To address the scalability problem of MOLAP, Goil and Choudhary proposed a parallel MOLAP infrastructure called PARSIMONY [12, 13]. Their algorithm incorporates chunking, data compression, view optimization using a lattice framework, as well as data partitioning and parallelism. The chunks can be stored as multi-dimensional arrays or (OffsetInChunk,data) pairs depending on whether they are dense or sparse. The OffsetInChunk is bit-encoded (BESS). However, like other MOLAP implementations, the algorithm still suffers from high I/O costs during aggregation because of frequent paging operations that are necessary to access the underlying data.

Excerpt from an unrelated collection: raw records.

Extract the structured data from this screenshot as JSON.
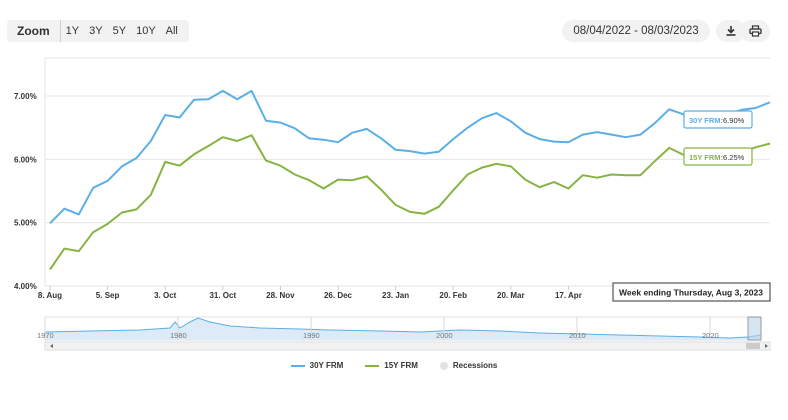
{
  "toolbar": {
    "zoom_label": "Zoom",
    "ranges": [
      "1Y",
      "3Y",
      "5Y",
      "10Y",
      "All"
    ],
    "date_range": "08/04/2022 - 08/03/2023",
    "download_icon": "download-icon",
    "print_icon": "printer-icon"
  },
  "colors": {
    "frm30": "#5aafe6",
    "frm15": "#86b442",
    "recession": "#e3e3e3"
  },
  "chart_data": {
    "type": "line",
    "title": "",
    "xlabel": "",
    "ylabel": "",
    "ylim": [
      4.0,
      7.6
    ],
    "y_ticks": [
      "4.00%",
      "5.00%",
      "6.00%",
      "7.00%"
    ],
    "x_ticks": [
      "8. Aug",
      "5. Sep",
      "3. Oct",
      "31. Oct",
      "28. Nov",
      "26. Dec",
      "23. Jan",
      "20. Feb",
      "20. Mar",
      "17. Apr",
      "15. Ma"
    ],
    "grid": "horizontal",
    "legend_position": "bottom",
    "series": [
      {
        "name": "30Y FRM",
        "color": "#5aafe6",
        "values": [
          4.99,
          5.22,
          5.13,
          5.55,
          5.66,
          5.89,
          6.02,
          6.29,
          6.7,
          6.66,
          6.94,
          6.95,
          7.08,
          6.95,
          7.08,
          6.61,
          6.58,
          6.49,
          6.33,
          6.31,
          6.27,
          6.42,
          6.48,
          6.33,
          6.15,
          6.13,
          6.09,
          6.12,
          6.32,
          6.5,
          6.65,
          6.73,
          6.6,
          6.42,
          6.32,
          6.28,
          6.27,
          6.39,
          6.43,
          6.39,
          6.35,
          6.39,
          6.57,
          6.79,
          6.71,
          6.69,
          6.67,
          6.71,
          6.78,
          6.81,
          6.9
        ]
      },
      {
        "name": "15Y FRM",
        "color": "#86b442",
        "values": [
          4.26,
          4.59,
          4.55,
          4.85,
          4.98,
          5.16,
          5.21,
          5.44,
          5.96,
          5.9,
          6.08,
          6.21,
          6.35,
          6.29,
          6.38,
          5.98,
          5.9,
          5.76,
          5.67,
          5.54,
          5.68,
          5.67,
          5.73,
          5.52,
          5.28,
          5.17,
          5.14,
          5.25,
          5.51,
          5.76,
          5.87,
          5.93,
          5.89,
          5.68,
          5.56,
          5.64,
          5.54,
          5.75,
          5.71,
          5.76,
          5.75,
          5.75,
          5.97,
          6.18,
          6.07,
          6.1,
          6.02,
          6.06,
          6.11,
          6.19,
          6.25
        ]
      }
    ],
    "tooltips": [
      {
        "series": "30Y FRM",
        "label": "30Y FRM:",
        "value": "6.90%"
      },
      {
        "series": "15Y FRM",
        "label": "15Y FRM:",
        "value": "6.25%"
      }
    ],
    "crosshair_label": "Week ending Thursday, Aug 3, 2023",
    "navigator": {
      "ticks": [
        "1970",
        "1980",
        "1990",
        "2000",
        "2010",
        "2020"
      ]
    },
    "legend": [
      {
        "name": "30Y FRM",
        "kind": "line",
        "color": "#5aafe6"
      },
      {
        "name": "15Y FRM",
        "kind": "line",
        "color": "#86b442"
      },
      {
        "name": "Recessions",
        "kind": "dot",
        "color": "#e3e3e3"
      }
    ]
  }
}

Beyer and Ramakrishnan have proposed an algorithm called bottom up cube (BUC) that solves a special subclass of the cubing problem called Iceberg CUBE [14]. An iceberg CUBE only computes the cubes that have aggregates above some threshold instead of computing all the cubes. BUC computes the cubes in a bottom-up fashion with pruning (i.e. computing one dimensional and two dimensional dense cubes first). Similar to the Apriori strategy used in the mining of association rules [15], BUC avoids computing the cubes with aggregation values below a user-specified minimum support. In this way, BUC is efficient for evaluating sparse cubes. However, like the apriori approach, BUC prunes from the bottom up while the low-dimensional cubes are usually above the threshold and are not pruned until the algorithm proceeds to high dimensional sparse cubes. BUC may require multiple scans of the input data sets if the intermediate data do not fit into memory, which is expensive in large warehouses.

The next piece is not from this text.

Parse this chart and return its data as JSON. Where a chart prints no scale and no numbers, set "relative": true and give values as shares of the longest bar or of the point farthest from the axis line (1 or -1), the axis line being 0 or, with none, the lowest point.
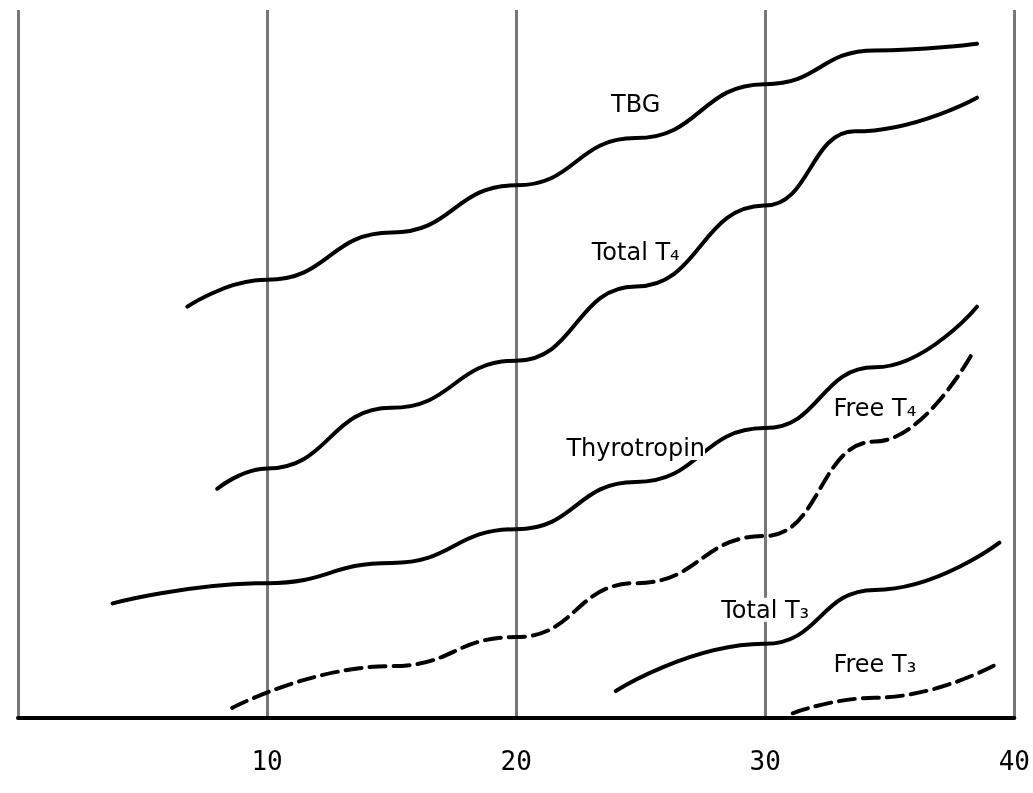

Roussopoulos et al. [16] have proposed a data model called extended datacube model (EDM) for visualizing data cubes. In their model, each tuple of a relation R is projected into all subspaces of the full cube and the group bys are regarded as multidimensional objects. Queries are mapped into multidimensional range queries. The tree-like structure of the EDM is referred as the cubetree of R which is implemented using a packed R-tree [17] and also reduced the problem of setting up and maintaining the cube as sorting and bulk incremental merge-packing of cubetrees. However, their approach does not address how to efficiently handle dimension hierarchies and only optimizes range queries. The sort-pack order of the dimensions is sensitive. In addition, external sorting is time consuming for large data sets.

The latest trend is to combine ROLAP and MOLAP in order to take advantage of the best of both worlds. For example, in PARSIMONY, some of the operations within sparse chunks are relational while operations between chunks are multidimensional. Arbor software's Essbase [18], Oracle Express [19] and Pilot LightShip [20] are based on MOLAP technology.

2.3  Work on Indexing

Specialized index structures are another way to improve the performance of OLAP queries. The use of complex index structures is made possible by the fact that the data warehouse is a “read-mostly” environment in which updates are applied in batch processes allowing time to reorganize data and indexes to an optimally clustered form.

When the domain sizes are small, a bitmap index structure [21] can be used to help speed up OLAP queries. A bitmap index for a dimension with m values generates m bitmaps (bit vectors) of length N, where N is the number of records in the underlying table. The occurrence of a particular value in a dimension is indicated with a 1 in the same row of the bitmap that represents the value; the bits in all other bitmaps for this row are set to 0. Bitmap indexes use bit-wise logical AND, OR, NOT operations to speed up the computation of the where-clause predicates in queries. However, simple bitmap indexes are not efficient for large-cardinality domains and large range queries. In order to overcome this deficiency, an encoded bitmap scheme has been proposed [22]. Suppose a dimension has 1,024 values. Instead of using 1,024 bit vectors most rows of which contain zeros, log 1024 = 10 bit vectors are used plus a mapping table, and a Boolean retrieve function. A well-defined encoding can reduce the complexity of the retrieve function thus optimizing the computation. However, designing well-defined encoding algorithms remains an open problem.